Certo, non mancheranno tra i lettori alcuni critici irriducibili che attribuiranno alle loro parole una incoerenza, delusi dall’insoddisfazione di non trovare, subito, per tutti e per sempre, giustizia e pace. Eppure, papa Francesco ha parlato della “follia delle guerre” che partono dalle incomprensioni, dalle errate percezioni e giudizi che attribuiamo al prossimo perché non ci rendiamo conto di essere “connessi ma lacerati” dalle divisioni, dalle diseguaglianze che confondiamo, a torto, con la ricchezza delle diversità dei culti e delle culture. Con questa miopia mentale “ammantiamo di sacralità” una guerra, una violenza, un odio, una motivazione che “nulla ha a che fare con l’autentico spirito religioso”.

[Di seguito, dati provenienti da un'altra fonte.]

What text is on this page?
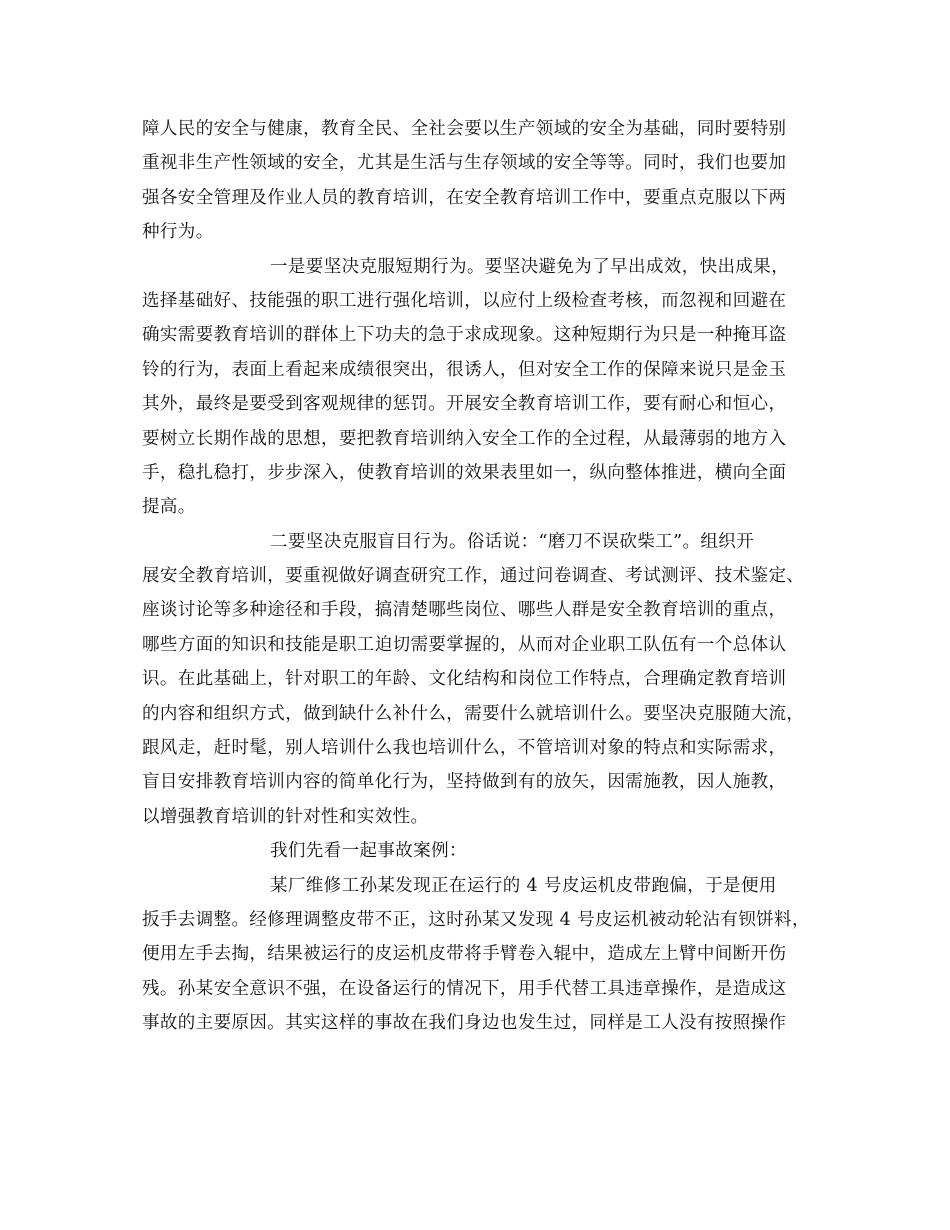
障人民的安全与健康，教育全民、全社会要以生产领域的安全为基础，同时要特别
重视非生产性领域的安全，尤其是生活与生存领域的安全等等。同时，我们也要加
强各安全管理及作业人员的教育培训，在安全教育培训工作中，要重点克服以下两
种行为。
一是要坚决克服短期行为。要坚决避免为了早出成效，快出成果，
选择基础好、技能强的职工进行强化培训，以应付上级检查考核，而忽视和回避在
确实需要教育培训的群体上下功夫的急于求成现象。这种短期行为只是一种掩耳盗
铃的行为，表面上看起来成绩很突出，很诱人，但对安全工作的保障来说只是金玉
其外，最终是要受到客观规律的惩罚。开展安全教育培训工作，要有耐心和恒心，
要树立长期作战的思想，要把教育培训纳入安全工作的全过程，从最薄弱的地方入
手，稳扎稳打，步步深入，使教育培训的效果表里如一，纵向整体推进，横向全面
提高。
二要坚决克服盲目行为。俗话说：“磨刀不误砍柴工”。组织开
展安全教育培训，要重视做好调查研究工作，通过问卷调查、考试测评、技术鉴定、
座谈讨论等多种途径和手段，搞清楚哪些岗位、哪些人群是安全教育培训的重点，
哪些方面的知识和技能是职工迫切需要掌握的，从而对企业职工队伍有一个总体认
识。在此基础上，针对职工的年龄、文化结构和岗位工作特点，合理确定教育培训
的内容和组织方式，做到缺什么补什么，需要什么就培训什么。要坚决克服随大流，
跟风走，赶时髦，别人培训什么我也培训什么，不管培训对象的特点和实际需求，
盲目安排教育培训内容的简单化行为，坚持做到有的放矢，因需施教，因人施教，
以增强教育培训的针对性和实效性。
我们先看一起事故案例：
某厂维修工孙某发现正在运行的 4 号皮运机皮带跑偏，于是便用
扳手去调整。经修理调整皮带不正，这时孙某又发现 4 号皮运机被动轮沾有钡饼料，
便用左手去掏，结果被运行的皮运机皮带将手臂卷入辊中，造成左上臂中间断开伤
残。孙某安全意识不强，在设备运行的情况下，用手代替工具违章操作，是造成这
事故的主要原因。其实这样的事故在我们身边也发生过，同样是工人没有按照操作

Anche il grande imam Ahmad al-Tayyeb ha citato i richiami alla sordità e all’indifferenza di coloro che si ostinano ad essere insensibili alla ragione e alla sacralità della vita. Ha invitato alla riunione dei credenti per superare le opposizioni e purificare le intenzioni. Ha ripreso antichi insegnamenti dei maestri musulmani sulle finalità essenziali della dottrina religiosa e sulla necessità di contestualizzare e rinnovare l’interpretazione del messaggio della Rivelazione. Ha pregato affinché le guide religiose sappiano accompagnare e curare le comunità e i giovani dal senso di vuoto e riscoprire e difendere il valore di una civiltà, di una famiglia e di una amicizia.

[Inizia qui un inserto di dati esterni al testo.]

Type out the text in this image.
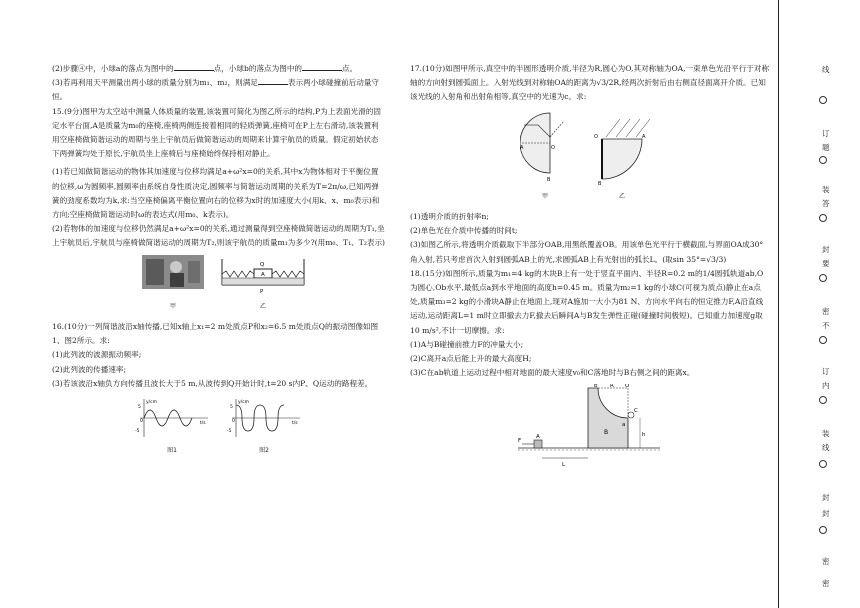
(2)步骤④中，小球a的落点为图中的	点，小球b的落点为图中的	点。

(3)若再利用天平测量出两小球的质量分别为m₁、m₂，则满足	表示两小球碰撞前后动量守恒。

15.(9分)图甲为太空站中测量人体质量的装置,该装置可简化为图乙所示的结构,P为上表面光滑的固定水平台面,A是质量为m₀的座椅,座椅两侧连接着相同的轻质弹簧,座椅可在P上左右滑动,该装置利用空座椅做简谐运动的周期与坐上宇航员后做简谐运动的周期来计算宇航员的质量。假定初始状态下两弹簧均处于原长,宇航员坐上座椅后与座椅始终保持相对静止。

(1)若已知做简谐运动的物体其加速度与位移均满足a+ω²x=0的关系,其中x为物体相对于平衡位置的位移,ω为圆频率,圆频率由系统自身性质决定,圆频率与简谐运动周期的关系为T=2π/ω,已知两弹簧的劲度系数均为k,求:当空座椅偏离平衡位置向右的位移为x时的加速度大小(用k、x、m₀表示)和方向;空座椅做简谐运动时ω的表达式(用m₀、k表示)。

(2)若物体的加速度与位移仍然满足a+ω²x=0的关系,通过测量得到空座椅做简谐运动的周期为T₁,坐上宇航员后,宇航员与座椅做简谐运动的周期为T₂,则该宇航员的质量m₁为多少?(用m₀、T₁、T₂表示)

甲
Q
A
P
乙

16.(10分)一列简谐波沿x轴传播,已知x轴上x₁=2 m处质点P和x₂=6.5 m处质点Q的振动图像如图1、图2所示。求:

(1)此列波的波源振动频率;

(2)此列波的传播速率;

(3)若该波沿x轴负方向传播且波长大于5 m,从波传到Q开始计时,t=20 s内P、Q运动的路程差。

y/cm
t/s
5
-5
0
图1
y/cm
t/s
5
-5
0
图2

17.(10分)如图甲所示,真空中的半圆形透明介质,半径为R,圆心为O,其对称轴为OA,一束单色光沿平行于对称轴的方向射到圆弧面上。入射光线到对称轴OA的距离为√3/2R,经两次折射后由右侧直径面离开介质。已知该光线的入射角和出射角相等,真空中的光速为c。求:

A	O
B
甲
O	A
B
乙

(1)透明介质的折射率n;

(2)单色光在介质中传播的时间t;

(3)如图乙所示,将透明介质截取下半部分OAB,用黑纸覆盖OB。用该单色光平行于横截面,与界面OA成30°角入射,若只考虑首次入射到圆弧AB上的光,求圆弧AB上有光射出的弧长L。(取sin 35°=√3/3)

18.(15分)如图所示,质量为m₁=4 kg的木块B上有一处于竖直平面内、半径R=0.2 m的1/4圆弧轨道ab,O为圆心,Ob水平,最低点a到水平地面的高度h=0.45 m。质量为m₂=1 kg的小球C(可视为质点)静止在a点处,质量m₃=2 kg的小滑块A静止在地面上,现对A施加一大小为81 N、方向水平向右的恒定推力F,A沿直线运动,运动距离L=1 m时立即撤去力F,撤去后瞬间A与B发生弹性正碰(碰撞时间极短)。已知重力加速度g取10 m/s²,不计一切摩擦。求:

(1)A与B碰撞前推力F的冲量大小;

(2)C离开a点后能上升的最大高度H;

(3)C在ab轨道上运动过程中相对地面的最大速度v₀和C落地时与B右侧之间的距离x。

b R O
C
F
A
B
a
h
L
线
订
题
装
答
封
要
密
不
订
内
装
线
封
封
密
密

Allo stesso modo, il responsabile Anthony della chiesa ortodossa russa per le relazioni esterne ha testimoniato come il dialogo e la cooperazione interreligiosa sia utile per affrontare insieme la crisi morale dei popoli e delle Nazioni e riscoprire la lettura dei segni della creazione di Dio.

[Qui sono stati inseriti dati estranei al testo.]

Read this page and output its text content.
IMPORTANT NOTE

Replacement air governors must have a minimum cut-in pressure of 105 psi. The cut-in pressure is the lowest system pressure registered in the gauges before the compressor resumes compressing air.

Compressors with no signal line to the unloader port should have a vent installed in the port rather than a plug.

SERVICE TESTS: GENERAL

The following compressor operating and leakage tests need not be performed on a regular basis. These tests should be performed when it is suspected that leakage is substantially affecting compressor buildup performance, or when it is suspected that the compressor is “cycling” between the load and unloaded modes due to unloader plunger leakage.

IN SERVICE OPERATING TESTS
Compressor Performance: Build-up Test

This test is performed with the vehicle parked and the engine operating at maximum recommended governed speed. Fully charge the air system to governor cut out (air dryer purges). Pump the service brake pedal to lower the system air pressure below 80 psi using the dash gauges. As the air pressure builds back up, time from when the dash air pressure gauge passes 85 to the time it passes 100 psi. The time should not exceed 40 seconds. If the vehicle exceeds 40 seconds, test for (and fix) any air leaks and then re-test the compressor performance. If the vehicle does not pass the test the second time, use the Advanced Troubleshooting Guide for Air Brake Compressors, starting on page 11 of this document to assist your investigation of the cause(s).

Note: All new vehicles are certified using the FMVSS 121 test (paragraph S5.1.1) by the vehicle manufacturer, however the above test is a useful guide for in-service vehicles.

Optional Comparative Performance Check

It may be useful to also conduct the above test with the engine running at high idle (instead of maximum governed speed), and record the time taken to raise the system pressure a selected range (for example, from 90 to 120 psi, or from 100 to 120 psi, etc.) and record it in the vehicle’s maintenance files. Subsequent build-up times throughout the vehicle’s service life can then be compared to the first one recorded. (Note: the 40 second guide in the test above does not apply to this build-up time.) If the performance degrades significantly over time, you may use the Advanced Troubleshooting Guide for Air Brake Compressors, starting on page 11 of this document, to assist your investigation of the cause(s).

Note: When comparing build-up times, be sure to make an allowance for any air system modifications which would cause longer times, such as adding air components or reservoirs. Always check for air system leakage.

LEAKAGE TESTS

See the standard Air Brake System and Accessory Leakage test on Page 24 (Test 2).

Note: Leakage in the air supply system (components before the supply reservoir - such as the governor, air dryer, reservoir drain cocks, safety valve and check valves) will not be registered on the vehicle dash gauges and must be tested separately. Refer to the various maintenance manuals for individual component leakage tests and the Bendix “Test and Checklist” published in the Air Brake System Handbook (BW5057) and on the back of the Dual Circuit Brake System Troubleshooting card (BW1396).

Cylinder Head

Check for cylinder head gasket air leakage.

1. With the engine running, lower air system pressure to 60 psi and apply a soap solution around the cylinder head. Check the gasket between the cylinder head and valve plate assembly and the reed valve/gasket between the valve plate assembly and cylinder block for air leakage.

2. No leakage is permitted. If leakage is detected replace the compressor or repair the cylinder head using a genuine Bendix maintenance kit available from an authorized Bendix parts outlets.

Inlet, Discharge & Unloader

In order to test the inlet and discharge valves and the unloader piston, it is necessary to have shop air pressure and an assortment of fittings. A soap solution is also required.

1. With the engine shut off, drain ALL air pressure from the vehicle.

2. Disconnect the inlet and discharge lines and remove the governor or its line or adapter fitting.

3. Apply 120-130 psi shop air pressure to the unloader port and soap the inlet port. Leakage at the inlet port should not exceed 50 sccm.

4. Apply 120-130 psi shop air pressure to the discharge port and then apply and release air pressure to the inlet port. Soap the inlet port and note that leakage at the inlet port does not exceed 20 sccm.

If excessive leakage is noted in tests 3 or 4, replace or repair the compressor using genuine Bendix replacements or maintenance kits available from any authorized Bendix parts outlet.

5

Forse gli irriducibili critici di prima, potranno trovare soddisfazione solo quando sentono il metropolita Anthony criticare le diseguaglianze nell’amministrazione dell’energia e del cibo tra Eurasia e le altre regioni della terra. Ma questa è una valutazione commerciale o geopolitica. Parallelamente, altri integralisti potranno trovare soddisfazione nel loro esclusivismo anti-ecumenico per contraddire il pontefice della chiesa cattolica quando dice che “il dialogo interreligioso non è più una opportunità ma un servizio” dove la tensione verso la trascendenza si declina nella fratellanza di amare il prossimo e favorire “il bene dell’essere umano”.

A me sembra che nella capitale del Kazakistan ci sia stata l’occasione di ritrovarsi e affrontare un aggiornamento dei nostri rapporti interreligiosi e la consapevolezza della gravità della situazione. Tutti e tre, il pontefice argentino, il metropolita russo, lo shaykh egiziano insieme all’imam italiano e ai ministri musulmani dal Marocco e dagli Emirati Arabi Uniti, dalla Malesia e dal Pakistan, insieme ai rabbini d’Israele, al patriarca di Gerusalemme, ai monaci orientali, ai pastori evangelici dal Nord Europa e dall’America, al maestro taoista cinese, abbiamo riconosciuto la responsabilità di guidare ed educare le nostre comunità di credenti e cittadini all’“abbandono delle retoriche distruttive” e ad essere viandanti umili e sinceri verso un “punto di convergenza” che, ribaltando ciò che ha detto papa Francesco, per me, non sarà “l’uomo” ma il Signore dell’umanità intera.